Unlike the Pilgrims, who served food freshly harvested from American soil, the Spanish were forced to make do with whatever provisions survived the long voyage across the Atlantic Ocean. According to Robyn Gioia, author of the children’s book “America’s REAL First Thanksgiving,” the European colonists likely ate hard biscuits and cocido—a rich garbanzo (chickpea) stew made with pork, garlic, saffron, cabbage and onion—washed down with red wine.

The Timucua contribution was whatever was available to them locally and that could have included alligator, bear, wild turkey, venison, tortoise and food from the sea such as turtle, shark, mullet or sea catfish,” Gioia says. Archaeological research also shows the indigenous people ate large amounts of oysters and clams along with beans and squash.
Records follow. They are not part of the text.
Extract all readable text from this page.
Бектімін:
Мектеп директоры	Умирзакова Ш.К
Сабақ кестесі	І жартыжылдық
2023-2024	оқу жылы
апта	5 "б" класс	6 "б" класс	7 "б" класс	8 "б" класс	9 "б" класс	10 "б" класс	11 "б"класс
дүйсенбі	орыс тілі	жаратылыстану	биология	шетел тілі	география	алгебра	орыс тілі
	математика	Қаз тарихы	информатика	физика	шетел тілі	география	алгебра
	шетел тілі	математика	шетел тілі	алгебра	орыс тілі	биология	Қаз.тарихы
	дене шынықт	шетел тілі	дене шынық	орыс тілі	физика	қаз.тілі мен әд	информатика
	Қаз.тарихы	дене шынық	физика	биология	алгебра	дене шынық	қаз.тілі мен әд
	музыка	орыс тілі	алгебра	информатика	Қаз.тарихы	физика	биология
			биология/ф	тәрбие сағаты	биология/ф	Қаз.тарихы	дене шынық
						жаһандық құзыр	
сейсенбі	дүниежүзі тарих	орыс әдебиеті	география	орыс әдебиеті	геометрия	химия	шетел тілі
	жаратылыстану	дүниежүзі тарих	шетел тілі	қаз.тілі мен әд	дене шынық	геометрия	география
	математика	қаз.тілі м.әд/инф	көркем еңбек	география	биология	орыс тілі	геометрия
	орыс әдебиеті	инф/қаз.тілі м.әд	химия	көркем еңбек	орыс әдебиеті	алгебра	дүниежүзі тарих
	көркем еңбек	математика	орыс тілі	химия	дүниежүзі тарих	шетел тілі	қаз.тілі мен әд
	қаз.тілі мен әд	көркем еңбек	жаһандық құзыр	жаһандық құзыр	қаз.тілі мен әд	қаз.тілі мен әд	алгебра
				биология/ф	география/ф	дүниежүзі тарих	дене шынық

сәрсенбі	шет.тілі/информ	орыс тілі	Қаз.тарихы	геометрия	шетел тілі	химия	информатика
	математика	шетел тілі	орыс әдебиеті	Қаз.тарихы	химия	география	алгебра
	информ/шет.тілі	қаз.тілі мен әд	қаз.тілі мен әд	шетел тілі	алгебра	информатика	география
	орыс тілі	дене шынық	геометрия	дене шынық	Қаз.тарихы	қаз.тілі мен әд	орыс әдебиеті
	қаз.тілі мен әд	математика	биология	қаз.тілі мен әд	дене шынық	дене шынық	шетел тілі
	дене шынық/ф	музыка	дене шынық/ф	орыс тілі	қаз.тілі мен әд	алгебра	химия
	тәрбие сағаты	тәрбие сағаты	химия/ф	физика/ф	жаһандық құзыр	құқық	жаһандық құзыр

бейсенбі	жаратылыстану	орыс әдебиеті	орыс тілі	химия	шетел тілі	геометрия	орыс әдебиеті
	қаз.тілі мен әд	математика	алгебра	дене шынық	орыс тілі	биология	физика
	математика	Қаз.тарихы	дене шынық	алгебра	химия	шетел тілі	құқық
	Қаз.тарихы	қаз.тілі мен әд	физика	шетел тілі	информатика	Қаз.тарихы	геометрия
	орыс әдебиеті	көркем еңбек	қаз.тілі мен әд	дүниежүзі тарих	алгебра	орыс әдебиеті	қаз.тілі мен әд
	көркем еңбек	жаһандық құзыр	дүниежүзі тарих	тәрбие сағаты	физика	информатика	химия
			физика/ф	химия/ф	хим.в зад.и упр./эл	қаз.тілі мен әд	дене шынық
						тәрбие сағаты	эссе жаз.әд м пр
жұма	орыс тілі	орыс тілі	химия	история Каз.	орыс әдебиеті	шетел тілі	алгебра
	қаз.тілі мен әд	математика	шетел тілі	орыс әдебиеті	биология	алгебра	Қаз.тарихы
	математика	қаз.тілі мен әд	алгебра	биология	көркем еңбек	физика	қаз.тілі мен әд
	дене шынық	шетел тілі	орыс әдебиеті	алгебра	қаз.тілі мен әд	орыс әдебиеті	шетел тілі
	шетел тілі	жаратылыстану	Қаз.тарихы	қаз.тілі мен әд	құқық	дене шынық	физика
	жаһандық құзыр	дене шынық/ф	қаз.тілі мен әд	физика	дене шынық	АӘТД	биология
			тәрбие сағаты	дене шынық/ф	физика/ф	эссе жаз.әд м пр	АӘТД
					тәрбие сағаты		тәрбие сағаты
Some historians argue that while America’s first Thanksgiving indeed took place in Florida, it actually occurred 40 miles further north and one year earlier than the one in St. Augustine when French Huguenots—Calvinists like the Pilgrims—held a service of thanksgiving and feasted with the Timucuans to celebrate the June 1564 establishment of Fort Caroline along the St. John’s River in present-day Jacksonville. “We sang a psalm of Thanksgiving unto God, beseeching him that it would please his Grace to continue his accustomed goodness toward us,” French explorer Rene Goulaine de Laudonnière wrote in his journal.

But it’s more. An historical marker erected by the Texas Society of the Daughters of the American Colonists outside Canyon, Texas, states that Father Juan de Padilla conducted a thanksgiving service there in May 1541 for an army of 1,500 accompanying Spanish conquistador Francisco Vasquez de Coronado. Virginia and Maine have also put themselves forward as hosts of the nation’s first Thanksgiving in the years before the arrival of the Mayflower.
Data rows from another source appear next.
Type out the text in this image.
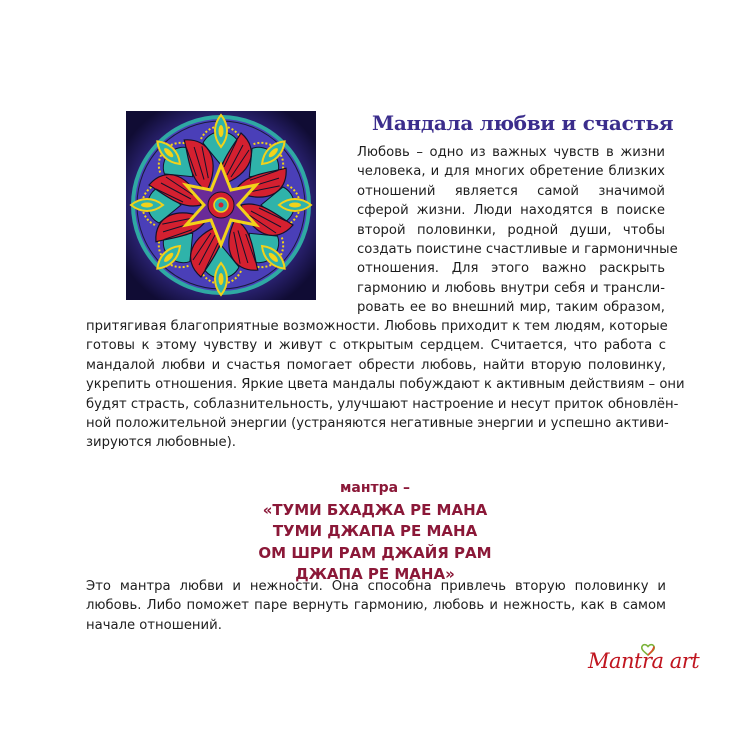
Мандала любви и счастья
Любовь – одно из важных чувств в жизни
человека, и для многих обретение близких
отношений является самой значимой
сферой жизни. Люди находятся в поиске
второй половинки, родной души, чтобы
создать поистине счастливые и гармоничные
отношения. Для этого важно раскрыть
гармонию и любовь внутри себя и трансли-
ровать ее во внешний мир, таким образом,
притягивая благоприятные возможности. Любовь приходит к тем людям, которые
готовы к этому чувству и живут с открытым сердцем. Считается, что работа с
мандалой любви и счастья помогает обрести любовь, найти вторую половинку,
укрепить отношения. Яркие цвета мандалы побуждают к активным действиям – они
будят страсть, соблазнительность, улучшают настроение и несут приток обновлён-
ной положительной энергии (устраняются негативные энергии и успешно активи-
зируются любовные).
мантра –
«ТУМИ БХАДЖА РЕ МАНА
ТУМИ ДЖАПА РЕ МАНА
ОМ ШРИ РАМ ДЖАЙЯ РАМ
ДЖАПА РЕ МАНА»
Это мантра любви и нежности. Она способна привлечь вторую половинку и
любовь. Либо поможет паре вернуть гармонию, любовь и нежность, как в самом
начале отношений.
Mantra art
Someday, the Merrimack Valley 2018 Thanksgiving will be part of the History of Thanksgiving, not a happy story, but a sad one.

Thanksgiving is a day where families get together, usually the youngest members gather at their roots, parents, great parents even at their great grandparent’s house.

Due to the September 13th gas explosions, some of these houses were uninhabitable; because it had exploded, burned down or just had no gas to cook a traditional meal or heat the house in the coldest Thanksgiving Day we remember.

Columbia Gas says service has been restored to about 4,450 of the nearly 7,500 gas meters that were shut off after the explosions. The September 13 blasts in Andover, Lawrence and North Andover destroyed or damaged more than 130 structures, injured dozens and left at least one person dead. Gas service isn’t expected to be fully restored until early December.

We said that before, yes, this year we had dinner for Thanksgiving in keeping the tradition not as a celebration, but for remembering and sharing the suffering that so many are going through.